上面读取后的 Record 信息,都会保存到 HprofHeapGraph 里面,通过 HprofHeapGraph 可以根据条件查找到对应的内存数据。

比如找到内存中所有的 Bitmap 对象。

  1. 找到 Bitmap 对应的 Class。
  2. 找出内存中的 instance,过滤出 class 是 bitmapClassName 的 instance。

自定义 Dumper 实现

  • 默认使用 leakCanary 的 AndroidHeapDumper,会卡主进程。
  • 可以考虑接入 koom 的 koom-fast-dump,在子进程dump hprof文件。

子进程 dump 内存快照

KOOM - 利用子进程 dump hprof

  • 由于原生的 dump 操作会挂起对应进程中所有的线程,然后进行快照文件抓取,最后恢复 JVM 所有线程。需要持续一段时间,可能导致卡顿,甚至 ANR。也就是说,就算开启后台线程也会卡顿,这也是 Leakcanary 不能线上部署的原因。
  • 而快手利用了 linux 的 COW技术,fork 子进程进行 dump 操作。并且为了解决在子进程中卡住的问题,先在主进程中进程 JVM 的线程暂停。

KOOM 提出了一个在不冻结 APP 的情况下 dump hprof 的思路:fork 出子进程,总体流程是这样的:

  1. 父进程 suspend JVM
  2. 父进程 fork 出子进程
  3. 父进程 resume JVM 后,线程等待子进程结束从而拿到 hprof
  4. 子进程调用 Debug.dumpHprofData 生成 hprof 后退出
  5. 父进程启动 Service 在另一个进程里解析 hprof 并构造 GC ROOT PATH

整个过程 APP 只在 fork 前后冻结了一小会,这么短的时间是可以接受的,由于 fork 采用 Copy-On-Write 机制,子进程能够继承父进程的内存。
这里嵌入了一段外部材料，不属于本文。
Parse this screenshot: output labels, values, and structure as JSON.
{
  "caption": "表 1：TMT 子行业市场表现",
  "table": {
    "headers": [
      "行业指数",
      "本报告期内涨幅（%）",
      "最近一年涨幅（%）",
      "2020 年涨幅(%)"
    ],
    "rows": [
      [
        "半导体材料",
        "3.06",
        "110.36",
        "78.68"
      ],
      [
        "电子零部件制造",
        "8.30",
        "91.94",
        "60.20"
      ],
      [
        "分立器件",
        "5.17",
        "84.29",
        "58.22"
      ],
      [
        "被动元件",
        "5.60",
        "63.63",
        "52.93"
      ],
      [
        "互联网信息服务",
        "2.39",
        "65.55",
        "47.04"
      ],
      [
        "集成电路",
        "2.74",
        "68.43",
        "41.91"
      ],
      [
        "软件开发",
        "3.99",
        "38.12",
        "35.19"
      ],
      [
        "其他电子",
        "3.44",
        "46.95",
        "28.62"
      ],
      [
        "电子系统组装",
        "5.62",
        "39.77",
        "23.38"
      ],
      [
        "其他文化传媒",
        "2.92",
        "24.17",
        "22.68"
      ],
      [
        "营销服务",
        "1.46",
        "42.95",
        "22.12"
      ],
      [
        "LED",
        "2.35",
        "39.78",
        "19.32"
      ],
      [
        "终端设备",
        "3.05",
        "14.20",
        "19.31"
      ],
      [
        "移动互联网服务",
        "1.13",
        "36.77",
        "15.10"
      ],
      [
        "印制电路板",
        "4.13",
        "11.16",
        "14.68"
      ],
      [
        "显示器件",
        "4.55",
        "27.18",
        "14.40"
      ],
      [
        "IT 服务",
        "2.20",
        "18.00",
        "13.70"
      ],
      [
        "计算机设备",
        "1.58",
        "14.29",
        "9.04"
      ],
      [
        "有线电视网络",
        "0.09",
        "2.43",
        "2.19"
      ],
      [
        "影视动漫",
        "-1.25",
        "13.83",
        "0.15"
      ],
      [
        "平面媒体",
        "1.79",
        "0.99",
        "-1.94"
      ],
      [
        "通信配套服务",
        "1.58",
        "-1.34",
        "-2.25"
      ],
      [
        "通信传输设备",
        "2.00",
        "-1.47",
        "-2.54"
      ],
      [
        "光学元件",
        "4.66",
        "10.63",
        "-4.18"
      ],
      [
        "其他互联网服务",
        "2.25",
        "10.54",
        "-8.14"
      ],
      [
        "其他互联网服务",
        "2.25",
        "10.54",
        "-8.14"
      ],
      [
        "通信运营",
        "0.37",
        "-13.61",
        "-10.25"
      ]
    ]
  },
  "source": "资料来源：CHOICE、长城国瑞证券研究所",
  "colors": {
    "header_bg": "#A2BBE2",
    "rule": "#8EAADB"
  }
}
源码实现:ForkJvmHeapDumper 是 Java 层接口,hprof_dump 实现底层的逻辑。

typescript 复制代码
public class ForkJvmHeapDumper {
  @Override
  public boolean dump(String path) {
    // ...
    boolean dumpRes = false;
    try {
      int pid = trySuspendVMThenFork();
      if (pid == 0) {                       // 子进程
        Debug.dumpHprofData(path);
        KLog.i(TAG, "notifyDumped:" + dumpRes);
        //System.exit(0);
        exitProcess();
      } else {                              // 父进程
        resumeVM();
        dumpRes = waitDumping(pid);
        KLog.i(TAG, "hprof pid:" + pid + " dumped: " + path);
      }

    } catch (IOException e) {
      e.printStackTrace();
      KLog.e(TAG, "dump failed caused by IOException!");
    }
    return dumpRes;
  }    
}
scss 复制代码
HprofDump::HprofDump() : init_done_(false), android_api_(0) {
  android_api_ = android_get_device_api_level();
}

void HprofDump::Initialize() {
  if (init_done_ || android_api_ < __ANDROID_API_L__) {
    return;
  }

  void *handle = kwai::linker::DlFcn::dlopen("libart.so", RTLD_NOW);
  KCHECKV(handle)

  if (android_api_ < __ANDROID_API_R__) {
    suspend_vm_fnc_ =
        (void (*)())DlFcn::dlsym(handle, "_ZN3art3Dbg9SuspendVMEv");
    KFINISHV_FNC(suspend_vm_fnc_, DlFcn::dlclose, handle)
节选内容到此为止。